The IEEE Standard for Synchrophaser Measurements for Power Systems (IEEE C37.118.1 -2011) recommends that phase measurement equipment in power systems by synchronized to UTC to within 1 μs. That is fairly strict timing requirement for a system that deals with voltages and currents at the low frequencies of only 50 or 60 Hz. So where does the 1 μs come from? Let me see if I can answer that in five minutes or less.

Power grid operators are responsible for a power grid which has becoming increasing complex. Once upon a time, power was generated by burning fossil fuels or nuclear reactors which generate power at constant rates in large power generation plants. Much of that power was consumed in incandescent lighting, which had the virtue of looking electrically like a simple resistor. Now more and more of the power is generated by solar panels and windmills, both of which have a strongly time dependent output, and can be large installations or individual homes or businesses. In addition more and more of the power is consumed in energy storage devices, which have a significant reactive components to their impedance. That’s right I’m talking about all the batteries we charge “now a days”. Batteries for cell phones, laptop computers, even cars!

To effectively monitor and control the increasingly complex power grids, grid operators are adding more synchrophaser measurement capability throughout the grid. These are time tagged measurements of voltage and current throughout the power grid. Operators can monitor the relationships between voltage and current due to reactive loads, compare the phase at two voltages which might be connected together to divert power from one part of the grid to another, or monitor the harmonic content of the signal. Often important data is aggregated from more than one phasor measurement unit, or PMU. The PMUs need to be synchronized so that the data can be directly compared in time. But how accurately? This brings us back to the IEEE C37.118.1 standard.

Consider the measurement of a sinusoidal voltage, V = V_{m} cos(φ(t)). Hey, I never promised there wouldn’t be any math. Here φ(t) is the instantaneous phase which is 2πf_{0}t+φ_{o}, with f_{0} the line frequency and φ_{o} the phase at t=0. As you, no doubt, recall this voltage can be represented as a phasor with real, V_{r} = V_{m} cos(φ(t)) and V_{i}= V_{m} sin(φ(t)) imaginary parts. If the timebase of the PMU is off by Δt, then a phase error of ε = 2πf_{0}Δt will occur. The IEEE C37.118.1 standard defines a metric Total Vector Error (TVE) to quantify the damage to our measurement.

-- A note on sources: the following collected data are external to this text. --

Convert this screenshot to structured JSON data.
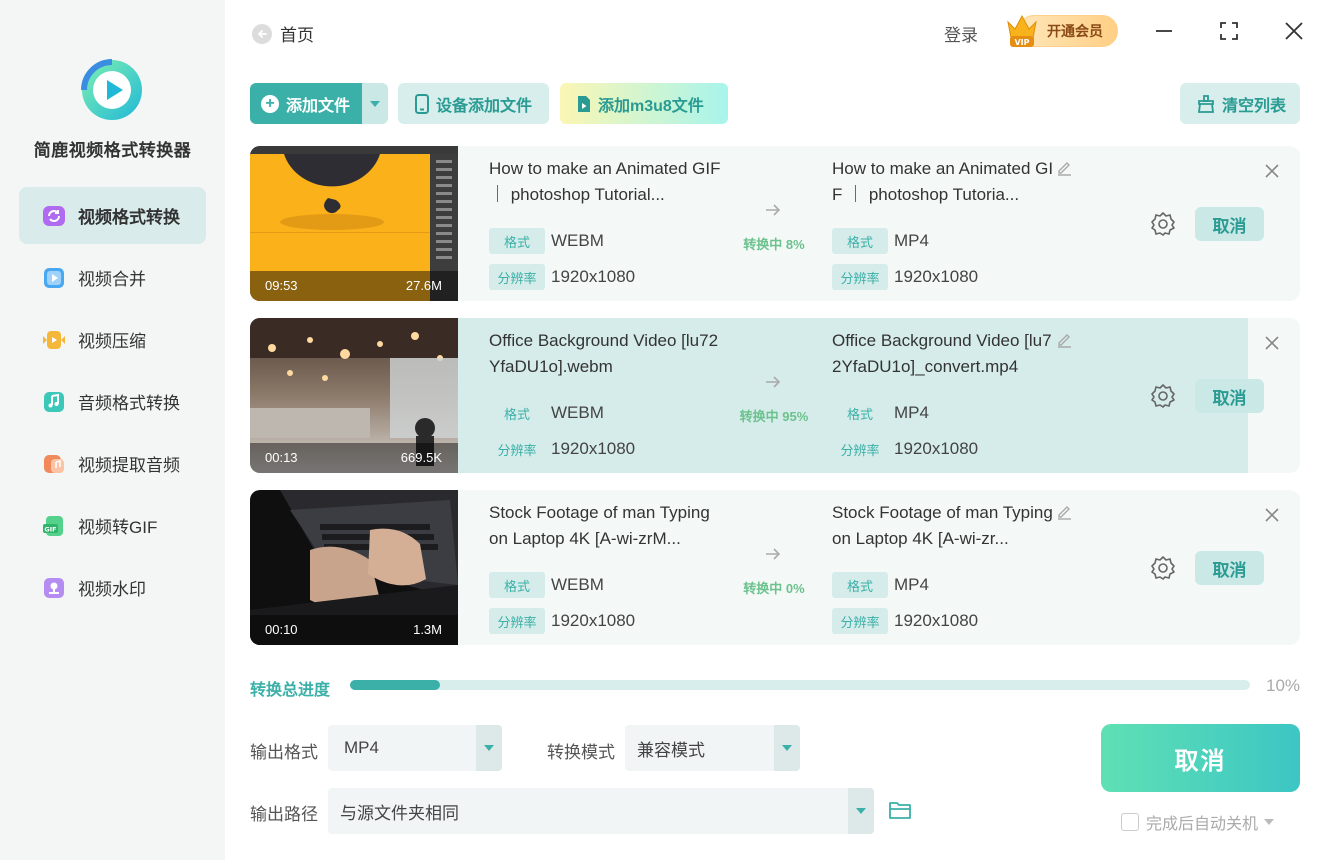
{
  "app": {
    "name": "简鹿视频格式转换器",
    "colors": {
      "accent": "#3bb0a8",
      "accent_light": "#d5ecea",
      "status_green": "#6cc28d",
      "vip_gold": "#ffcf85"
    }
  },
  "sidebar": {
    "items": [
      {
        "label": "视频格式转换",
        "icon": "video-convert-icon",
        "active": true
      },
      {
        "label": "视频合并",
        "icon": "video-merge-icon",
        "active": false
      },
      {
        "label": "视频压缩",
        "icon": "video-compress-icon",
        "active": false
      },
      {
        "label": "音频格式转换",
        "icon": "audio-convert-icon",
        "active": false
      },
      {
        "label": "视频提取音频",
        "icon": "extract-audio-icon",
        "active": false
      },
      {
        "label": "视频转GIF",
        "icon": "video-gif-icon",
        "active": false
      },
      {
        "label": "视频水印",
        "icon": "video-watermark-icon",
        "active": false
      }
    ]
  },
  "header": {
    "back_label": "首页",
    "login_label": "登录",
    "vip_label": "开通会员",
    "vip_badge": "VIP"
  },
  "toolbar": {
    "add_file": "添加文件",
    "device_add": "设备添加文件",
    "add_m3u8": "添加m3u8文件",
    "clear_list": "清空列表"
  },
  "files": [
    {
      "thumb": "thumb-photoshop",
      "duration": "09:53",
      "size": "27.6M",
      "src_name": "How to make an Animated GIF ｜ photoshop Tutorial...",
      "dst_name": "How to make an Animated GIF ｜ photoshop Tutoria...",
      "format_tag": "格式",
      "res_tag": "分辨率",
      "src_format": "WEBM",
      "dst_format": "MP4",
      "src_res": "1920x1080",
      "dst_res": "1920x1080",
      "status": "转换中 8%",
      "progress": 0.08,
      "cancel_label": "取消"
    },
    {
      "thumb": "thumb-office",
      "duration": "00:13",
      "size": "669.5K",
      "src_name": "Office Background Video [lu72YfaDU1o].webm",
      "dst_name": "Office Background Video [lu72YfaDU1o]_convert.mp4",
      "format_tag": "格式",
      "res_tag": "分辨率",
      "src_format": "WEBM",
      "dst_format": "MP4",
      "src_res": "1920x1080",
      "dst_res": "1920x1080",
      "status": "转换中 95%",
      "progress": 0.95,
      "cancel_label": "取消"
    },
    {
      "thumb": "thumb-typing",
      "duration": "00:10",
      "size": "1.3M",
      "src_name": "Stock Footage of man Typing on Laptop 4K [A-wi-zrM...",
      "dst_name": "Stock Footage of man Typing on Laptop 4K [A-wi-zr...",
      "format_tag": "格式",
      "res_tag": "分辨率",
      "src_format": "WEBM",
      "dst_format": "MP4",
      "src_res": "1920x1080",
      "dst_res": "1920x1080",
      "status": "转换中 0%",
      "progress": 0,
      "cancel_label": "取消"
    }
  ],
  "total": {
    "label": "转换总进度",
    "percent_text": "10%",
    "progress": 0.1
  },
  "settings": {
    "output_format_label": "输出格式",
    "output_format_value": "MP4",
    "mode_label": "转换模式",
    "mode_value": "兼容模式",
    "output_path_label": "输出路径",
    "output_path_value": "与源文件夹相同"
  },
  "actions": {
    "cancel_all": "取消",
    "auto_shutdown": "完成后自动关机"
  }
}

TVE^{2} = {[(V_{r}(meas)-Vr]^{2 }+ [(Vi(meas)-Vi]^{2}}/{V_{r}^{2 }+ Vi^{2}}

with

V_{r}(meas) = V_{m} cos(φ(t) +ε)

Vi(meas) = V_{m} sin(φ(t) +ε)

If you plug in the formulas for V_{r}, V_{i}, V_{r}(meas), and Vi(meas) then you can reduce it to

TVE^{2} = 2[1-cos(ε)]

It is highly recommend that you verify the math yourself if you are feeling nostalgic for the glory days when you learned trigonometry, or you are bored out of your mind.

In the case where the time base error is small compared to the line voltage period of 16.67 or 20 ms, then we can simplify even further. You do remember Taylor Series, don’t you?

TVE ≅ ε.

The IEEE standard recommends keeping the total vector error below 1%. That corresponds to time errors of ±26 μs for 60 Hz and ±31 μs for 50 Hz. If you stay below these time errors you keep the contribution to the TVE of the timing to within that goal of 1%. There are likely to be other errors in the measurement system as well. To make sure that timing does not use up much of the error budget the IEEE recommends timing accuracy of 1 μs, well below the thresholds we just calculated. That is realistic using IEEE 1588.